The wide range of primary text readings are truly astonishing and we see what a fan of Asian North American narrative Ty is as she meticulously crafts her analyses to continually point to the ways that Asian North American writers are thinking about globality and routing that issue directly within their textual terrains. Taken together, Ty concentrates on Brian Roley’s American Son, Han Ong’s Fixer Chao, Larissa Lai’s Salt Fish Girl, Hiromi Goto’s The Kappa Child, Ruth Ozeki’s All Over Creation, Chitra Banerjee Divakaruni’s The Mistress of Spices, Sunil Kuruvilla’s Rice Boy, and Lydia Kwa’s This Place Called Absence, among others. Many of these authors are ones that have received very little critical attention, even though their works present such rich terrains upon which to consider the complexities of globalization.

While all the chapters provide sprightly interpretative readings in which texts cannot be fastened within one context or sociocultural moment, some standouts include chapter two’s “Recuperating Wretched Lives: Asian Sex Workers and the Underside of Nation Building” and chapter five’s “Shape-shifters and Disciplined Bodies: Feminist Tactics, Science Fiction, and Fantasy.” Given the astonishing range of writings being produced, Ty’s conclusion offers a corrective to the concept of Asian American literature, offering that the rubric of “global novelist and global writing are more accurate for terms and for works,” especially with respect to the increasingly non-domestic contexts of many narratives.

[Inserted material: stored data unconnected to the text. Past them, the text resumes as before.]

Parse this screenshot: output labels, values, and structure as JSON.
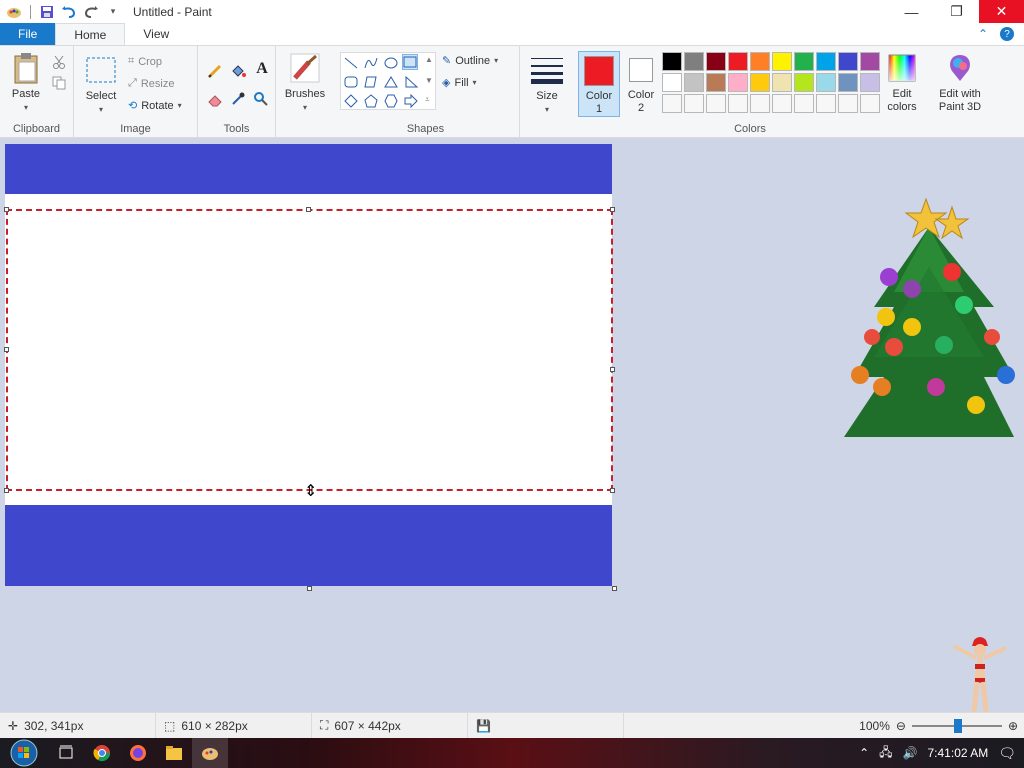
{
  "window": {
    "title": "Untitled - Paint",
    "controls": {
      "minimize": "—",
      "maximize": "❐",
      "close": "✕"
    }
  },
  "tabs": [
    {
      "label": "File"
    },
    {
      "label": "Home"
    },
    {
      "label": "View"
    }
  ],
  "ribbon": {
    "clipboard": {
      "label": "Clipboard",
      "paste": "Paste"
    },
    "image": {
      "label": "Image",
      "select": "Select",
      "crop": "Crop",
      "resize": "Resize",
      "rotate": "Rotate"
    },
    "tools": {
      "label": "Tools"
    },
    "brushes": {
      "label": "Brushes"
    },
    "shapes": {
      "label": "Shapes",
      "outline": "Outline",
      "fill": "Fill"
    },
    "size": {
      "label": "Size"
    },
    "colors": {
      "label": "Colors",
      "color1_label": "Color",
      "color1_num": "1",
      "color2_label": "Color",
      "color2_num": "2",
      "edit_colors": "Edit colors",
      "edit_colors_l1": "Edit",
      "edit_colors_l2": "colors",
      "paint3d_l1": "Edit with",
      "paint3d_l2": "Paint 3D",
      "color1_value": "#ed1c24",
      "color2_value": "#ffffff",
      "palette": [
        "#000000",
        "#7f7f7f",
        "#880015",
        "#ed1c24",
        "#ff7f27",
        "#fff200",
        "#22b14c",
        "#00a2e8",
        "#3f48cc",
        "#a349a4",
        "#ffffff",
        "#c3c3c3",
        "#b97a57",
        "#ffaec9",
        "#ffc90e",
        "#efe4b0",
        "#b5e61d",
        "#99d9ea",
        "#7092be",
        "#c8bfe7",
        "#ffffff",
        "#ffffff",
        "#ffffff",
        "#ffffff",
        "#ffffff",
        "#ffffff",
        "#ffffff",
        "#ffffff",
        "#ffffff",
        "#ffffff"
      ]
    }
  },
  "canvas": {
    "band_color": "#3f48cc"
  },
  "statusbar": {
    "cursor_pos": "302, 341px",
    "selection_size": "610 × 282px",
    "image_size": "607 × 442px",
    "zoom": "100%"
  },
  "taskbar": {
    "time": "7:41:02 AM"
  }
}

Ty leaves us then with the concept of the “Asian global,” conceptualized in part because such narratives “arise out of and are contingent upon globalization—the movement of people, capital, and production across the north and south—and because they are no longer located just in North America or Britain.” In ending this brief review, it would seem the possibility that Ty is pushing for a potentially new field rubric in which Asian global texts written in English appear front and center. In this way, the move to diasporic and transnational critiques which typically and traditionally have not shifted beyond a two-country paradigm can be supplanted with this Asian global literary studies model that pushes scholars to contextualize texts from multi-focal spatial axes.